Une histoire russe des échecs des vols habités

L’échec du lancement d’une fusée Soyouz qui devait amener jeudi l’astronaute américain Nick Hague et le cosmonaute russe Alexeï Ovtchinine -revenus indemnes sur Terre est le premier de l’histoire récente de la Russie. Deux accidents similaires avaient touché des fusées Soyouz à l’époque soviétique, en 1975 et 1983: les cosmonautes avaient été particulièrement secoués mais s’en étaient miraculeusement là aussi sortis indemnes.

Le 27 septembre 1983, une fusée Soyouz T-10 doit transporter les cosmonautes soviétiques Vladimir Titov et Guennadi Strekalov à bord de la station spatiale Saliout. Lors des dernières secondes du compte à rebours, la fusée s’embrase sur son pas de tir. Les contrôleurs activent l’annulation manuelle du vol, provoquant l’expulsion dans les airs de la capsule dans laquelle les cosmonautes se trouvaient.

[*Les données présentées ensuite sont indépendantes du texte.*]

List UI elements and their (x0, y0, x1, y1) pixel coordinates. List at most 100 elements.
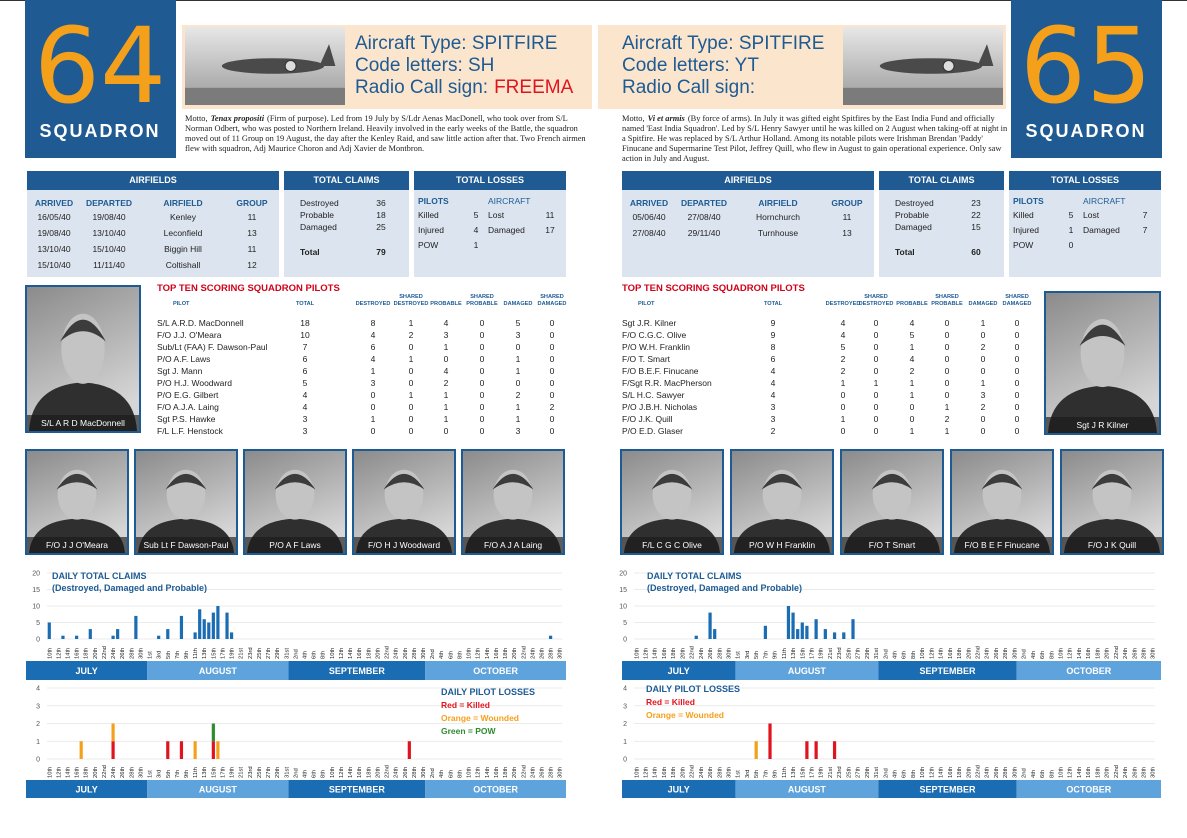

La « tour de sauvetage », le dispositif conçu pour évacuer les cosmonautes, fonctionne et leur permet d’atterrir en sécurité à quelques kilomètres de la fusée. Les deux hommes sont soumis à une pression de 15 à 17g, mais ne souffrent d’aucune blessure due à leur vol, qui ne dura que quelques minutes.

Le 5 avril 1975, les cosmonautes Vassili Lazarev et Oleg Makarov devaient partir pour une mission de deux mois à bord de la station spatiale Saliout. Ils venaient de décoller de la république soviétique du Kazakhstan quand le troisième étage de leur fusée échoue à se séparer de leur capsule. La mission est rapidement annulée et l’équipage atterrit dans les montagnes de l’Altaï, près de la frontière chinoise. Leur épreuve est terrible: ils subissent une pression de plus de 20g, qui peut s’avérer mortelle pour l’homme, à leur retour dans l’atmosphère.

La pression est si forte que leurs cœurs arrêtent brièvement de battre et qu’ils souffrent de perte de la vision. Ils arrivent malgré tout vivants sur Terre, au terme d’un atterrissage brutal et d’un vol de 21 minutes et 27 secondes. Craignant d’être capturés par des troupes chinoises, à une époque où les relations entre l’URSS et la Chine maoïste sont exécrables, ils sont découverts par des habitants russes. Vassili Lazarev souffre de blessures internes et ne volera plus jamais, mais Oleg Makarov partira encore à deux reprises dans l’espace.